While Scott Budde (“Administration’s ‘misinformed’ response to divestment raises more questions than it answers”) is surely correct that fossil fuel companies help cause serious environmental problems, this is not reason enough for Bowdoin to divest from them. 

Bowdoin does more “good” by maximizing the resources it has: by promoting top-rate scholarships (including environmental) and educating undergraduates, than it would by diminishing its endowment—no matter how well-intentioned the causes may be. As President Barry Mills said, Bowdoin “is not a political action committee.” 

It is exceedingly improbable that divesting from fossil fuel companies would improve the environment. 

Bowdoin’s endowment constitutes a discountable fraction of total investments in companies that use or produce fossil fuels, and there is no evidence that Bowdoin’s divestment would lead a critical mass of other investors to follow suit.

By contrast, there is a real possibility that divestment could seriously harm Bowdoin’s finances. Mr. Budde states, but does not explain, his incredulity toward Mills and Senior Vice President for Investments Paula Volent’s claim that divestment from fossil fuel companies would result in a $100 million loss to the endowment. Budde makes the unsupported contention that there are alternative fossil-free investment strategies that Bowdoin could easily pursue. 

But he does not address numerous issues that are critical to his case:

  1. Whether, as Volent maintains, those alternative strategies would require divestment from high-performing funds (as opposed to merely securities).
  2. Whether, as a 25 percent portfolio turnover suggests, those alternative strategies would have significant startup costs associated with them. 
  3. Whether divestment would disrupt the portfolio’s balance, causing ramifications far beyond divestment from fossil fuel companies or entities with a direct stake in them. 

For all Mr. Budde says, any one of these propositions could easily be true. And any one of them could imply enormous costs to the endowment. 

Mr. Budde also neglects the precedential impact of Bowdoin’s making a politically-motivated divestment. 

To be sure, it does not follow as a matter of logic that because Bowdoin divests from fossil fuel companies it therefore must divest from the other (innumerable) companies engaged in regrettable practices. But rhetorically, the precedent is powerful, and increases the probability of success in future pushes for divestment. 

This may well warm the hearts of activists to the core, but it should give pause to those who see that in our economic system, institutions on a budget cannot serve the common good without dealing in the current financial market.

Finally, it is sometimes proper for colleges and universities to take political stands even on issues, such as the environment, that are of urgent importance to us generally but are well beyond the institutional interests of academia. But there should be a strong presumption against it. 

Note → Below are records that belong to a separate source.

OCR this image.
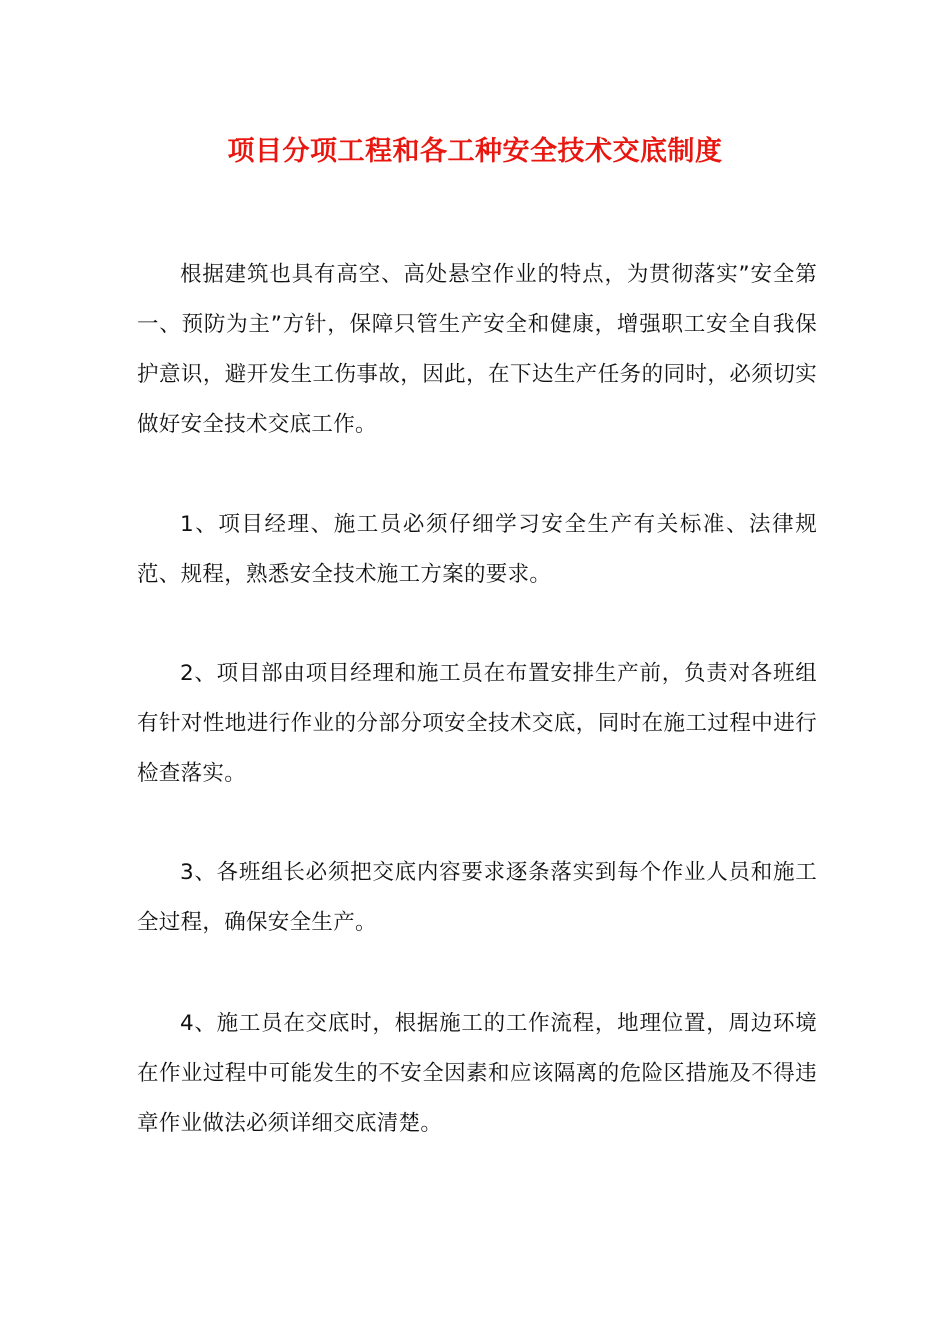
项目分项工程和各工种安全技术交底制度

根据建筑也具有高空、高处悬空作业的特点，为贯彻落实”安全第一、预防为主”方针，保障只管生产安全和健康，增强职工安全自我保护意识，避开发生工伤事故，因此，在下达生产任务的同时，必须切实做好安全技术交底工作。

1、项目经理、施工员必须仔细学习安全生产有关标准、法律规范、规程，熟悉安全技术施工方案的要求。

2、项目部由项目经理和施工员在布置安排生产前，负责对各班组有针对性地进行作业的分部分项安全技术交底，同时在施工过程中进行检查落实。

3、各班组长必须把交底内容要求逐条落实到每个作业人员和施工全过程，确保安全生产。

4、施工员在交底时，根据施工的工作流程，地理位置，周边环境在作业过程中可能发生的不安全因素和应该隔离的危险区措施及不得违章作业做法必须详细交底清楚。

Space for untrammeled freedom of thought is precious, and fragile enough that we should be reluctant to a point just shy of paranoia to do anything to legitimize the idea that universities are properly political-activist entities—entities whose interests are rarely served by untrammeled freedom of thought. 

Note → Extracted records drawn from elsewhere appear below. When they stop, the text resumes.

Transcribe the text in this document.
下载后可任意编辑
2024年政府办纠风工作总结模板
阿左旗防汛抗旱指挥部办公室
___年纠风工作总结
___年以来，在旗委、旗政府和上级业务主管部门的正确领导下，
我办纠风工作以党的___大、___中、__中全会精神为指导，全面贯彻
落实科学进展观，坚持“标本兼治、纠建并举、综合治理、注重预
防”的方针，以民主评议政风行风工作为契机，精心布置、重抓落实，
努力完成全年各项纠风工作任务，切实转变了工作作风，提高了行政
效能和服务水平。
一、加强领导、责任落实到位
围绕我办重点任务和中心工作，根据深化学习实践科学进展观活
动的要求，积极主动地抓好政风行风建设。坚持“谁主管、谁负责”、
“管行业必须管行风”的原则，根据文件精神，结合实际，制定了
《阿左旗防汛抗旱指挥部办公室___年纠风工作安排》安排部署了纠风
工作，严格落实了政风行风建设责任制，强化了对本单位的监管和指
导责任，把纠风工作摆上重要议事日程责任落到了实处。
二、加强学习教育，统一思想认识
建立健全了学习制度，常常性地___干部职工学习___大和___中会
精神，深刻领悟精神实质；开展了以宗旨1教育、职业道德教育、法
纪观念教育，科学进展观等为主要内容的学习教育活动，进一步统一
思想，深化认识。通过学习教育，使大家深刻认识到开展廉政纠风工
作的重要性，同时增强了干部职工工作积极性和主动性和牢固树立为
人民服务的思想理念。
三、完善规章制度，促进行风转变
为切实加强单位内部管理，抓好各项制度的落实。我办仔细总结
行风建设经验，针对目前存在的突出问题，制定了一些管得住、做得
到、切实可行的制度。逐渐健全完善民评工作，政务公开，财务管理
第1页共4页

Obviously, the risk is remote that if Bowdoin decided to divest from fossil fuel companies its academic values would be subverted. But the point of a presumption is to override the judgments we’d otherwise make in circumstances where, in aggregate and over the course of time, those judgments pose a risk to something we hold dear. 

This precisely describes the risk of creeping politicization of the academy when colleges and universities, however well intentioned, decide to enter politics.

In short, it is seriously unlikely that Bowdoin’s divesting from fossil fuel companies will do any good for the environment, and quite likely that it will harm the endowment. 

Even without a presumption against the propriety of Bowdoin’s taking political stands this would be enough to conclude that divestment is improper. 

With the presumption in place, the right course is crystal clear.

Miles Pope graduated Bowdoin in 2009.